Ariel Bulshtein is a journalist, translator, lecturer and lawyer.

The Left is right about unity

The more steam this election builds up, the greater the chances that it will be decided by the votes that are lost on parties that fail to pass the minimum electoral threshold. In the last Knesset election, 190,000 individual votes (approximately 4.5% of all valid ballots) were effectively wasted on such parties, on both the Right and the Left. But unlike 2015, this time it is possible that votes could be lost on a single side of the political map and that could have a dramatic effect on the final number of seats and the balance of power between the major blocs in the next Knesset.

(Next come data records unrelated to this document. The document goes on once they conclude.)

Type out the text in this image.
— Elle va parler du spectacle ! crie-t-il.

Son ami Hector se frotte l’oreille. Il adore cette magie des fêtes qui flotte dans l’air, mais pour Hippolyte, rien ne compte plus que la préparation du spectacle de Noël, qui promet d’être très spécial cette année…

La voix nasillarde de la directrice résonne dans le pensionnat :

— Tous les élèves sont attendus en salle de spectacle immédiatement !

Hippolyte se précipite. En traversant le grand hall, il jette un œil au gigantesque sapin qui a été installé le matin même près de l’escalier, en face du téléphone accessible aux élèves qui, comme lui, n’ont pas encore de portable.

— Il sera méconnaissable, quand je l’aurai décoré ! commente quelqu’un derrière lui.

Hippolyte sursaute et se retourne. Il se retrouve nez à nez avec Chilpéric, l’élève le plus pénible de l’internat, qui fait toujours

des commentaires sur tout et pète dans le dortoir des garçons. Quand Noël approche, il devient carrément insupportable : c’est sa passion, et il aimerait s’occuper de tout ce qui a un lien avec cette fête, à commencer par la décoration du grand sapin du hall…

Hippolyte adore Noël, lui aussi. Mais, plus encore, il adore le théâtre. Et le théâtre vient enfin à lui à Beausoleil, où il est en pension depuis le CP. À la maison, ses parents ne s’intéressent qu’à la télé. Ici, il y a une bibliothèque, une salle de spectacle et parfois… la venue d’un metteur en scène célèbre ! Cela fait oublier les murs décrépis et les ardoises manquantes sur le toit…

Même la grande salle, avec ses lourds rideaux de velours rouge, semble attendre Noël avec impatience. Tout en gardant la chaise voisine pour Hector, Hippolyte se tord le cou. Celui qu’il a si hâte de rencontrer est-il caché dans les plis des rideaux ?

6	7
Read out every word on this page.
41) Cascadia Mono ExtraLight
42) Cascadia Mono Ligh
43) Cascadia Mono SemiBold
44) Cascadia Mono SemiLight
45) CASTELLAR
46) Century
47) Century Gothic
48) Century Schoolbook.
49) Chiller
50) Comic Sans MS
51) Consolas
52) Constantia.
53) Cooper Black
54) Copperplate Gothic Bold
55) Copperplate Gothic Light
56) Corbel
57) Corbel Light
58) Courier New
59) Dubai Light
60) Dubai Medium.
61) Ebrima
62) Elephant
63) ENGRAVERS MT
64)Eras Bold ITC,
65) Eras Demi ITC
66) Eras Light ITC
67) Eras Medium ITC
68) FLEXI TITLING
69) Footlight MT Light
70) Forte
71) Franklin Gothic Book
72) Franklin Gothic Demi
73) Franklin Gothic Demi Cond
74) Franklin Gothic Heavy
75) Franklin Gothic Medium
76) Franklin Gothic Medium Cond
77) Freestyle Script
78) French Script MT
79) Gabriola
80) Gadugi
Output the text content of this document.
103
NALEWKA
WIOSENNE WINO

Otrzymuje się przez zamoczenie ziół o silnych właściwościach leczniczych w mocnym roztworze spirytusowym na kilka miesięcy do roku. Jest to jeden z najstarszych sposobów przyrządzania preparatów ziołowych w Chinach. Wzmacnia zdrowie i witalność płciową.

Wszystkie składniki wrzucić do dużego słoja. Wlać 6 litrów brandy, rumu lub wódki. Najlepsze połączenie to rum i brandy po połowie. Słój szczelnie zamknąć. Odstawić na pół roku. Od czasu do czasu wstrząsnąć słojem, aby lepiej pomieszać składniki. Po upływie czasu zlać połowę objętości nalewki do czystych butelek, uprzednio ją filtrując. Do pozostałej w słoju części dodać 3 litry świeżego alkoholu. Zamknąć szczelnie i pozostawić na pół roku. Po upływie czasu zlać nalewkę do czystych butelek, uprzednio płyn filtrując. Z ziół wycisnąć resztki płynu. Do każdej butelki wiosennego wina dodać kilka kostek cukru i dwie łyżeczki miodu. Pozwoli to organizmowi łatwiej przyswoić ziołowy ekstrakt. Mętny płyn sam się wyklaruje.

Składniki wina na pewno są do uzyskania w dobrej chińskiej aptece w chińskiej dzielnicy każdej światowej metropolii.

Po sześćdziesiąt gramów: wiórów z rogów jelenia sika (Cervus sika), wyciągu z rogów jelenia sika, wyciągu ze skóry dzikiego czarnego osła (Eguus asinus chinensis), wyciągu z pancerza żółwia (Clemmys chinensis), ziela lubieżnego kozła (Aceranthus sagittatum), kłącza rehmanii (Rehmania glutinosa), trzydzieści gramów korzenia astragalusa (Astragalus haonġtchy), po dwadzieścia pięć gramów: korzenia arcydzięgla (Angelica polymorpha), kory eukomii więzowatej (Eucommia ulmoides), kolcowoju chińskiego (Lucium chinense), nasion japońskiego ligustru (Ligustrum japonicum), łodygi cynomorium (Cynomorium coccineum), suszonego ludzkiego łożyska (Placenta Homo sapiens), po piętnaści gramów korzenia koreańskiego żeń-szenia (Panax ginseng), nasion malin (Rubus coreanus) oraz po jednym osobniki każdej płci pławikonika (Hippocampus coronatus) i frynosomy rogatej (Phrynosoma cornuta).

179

As the smaller camp, the Left was the first to recognize the danger. It's no secret that most of the people in Israel lean Right (and among Jews, around two-thirds are on the Right and one-third on the Left). The Left needs all the votes in its camp to win and it can only hope that the Right will waste as many as possible. At least the first part of that formula seems to be succeeding: All sectors of the Israeli Left now understand that fringe parties could cause an electoral crash.

This trend began four years ago when the Arab parties united. Despite the battle for prestige between Ayman Odeh of Hadash and Ahmad Tibi of Ta'al, and the possibility that they might want to run separately, it isn't very likely that one of the two largest Arab parties will fall short of the minimum threshold. Nevertheless, anonymous sources have recently launched a campaign urging the Arab parties to stay together in a clear attempt to increase their combined power. The Palestinian Authority has its finger in the pie as well, and emissaries of PA President Mahmoud Abbas are openly working to keep the Arab parties united. Abbas wants to increase the number of Arab MKs, thereby increasing the opposition bloc to Prime Minister Benjamin Netanyahu.

A regime of electoral discipline for the sake of achieving a common goal also prevails among the Jewish Left. The mergers that have already taken place there, as well as the ones that are expected, hint at a single purpose – to keep votes from being lost on parties that do not make it past the minimum threshold. Benny Gantz's party, Israel Resilience, isn't balking at any merger or combination so long as it can bring all the votes from the Left into the shared basket rather than the trash can. This attitude is so dominant on the Left that even Tzipi Livni, a politician who always put herself before any other considerations, was forced to drop out of the race to keep the Left from losing another two or three seats.

In sharp contrast, parts of the Israeli Right continue to wage battles for small numbers of votes, thereby putting a victory by the right-wing camp in danger. Small right-wing parties with no chance of making it into the Knesset running in the election is political stupidity and a betrayal of the will of the voters. Those who might vote for the far-right Otzma Yehudit or Eli Yishai's Yachad party might want to see representatives of their parties in the Knesset but they certainly have no desire to watch the Right as a whole fall and see the Left's crazy ideas restored to the seat of power and decision-making.

Now is the time to put ego and ideological purity aside. The only consideration that should guide right-wing party heads in assembling their Knesset lists is the obligation to maximize the nationalist camp's power in the next Knesset.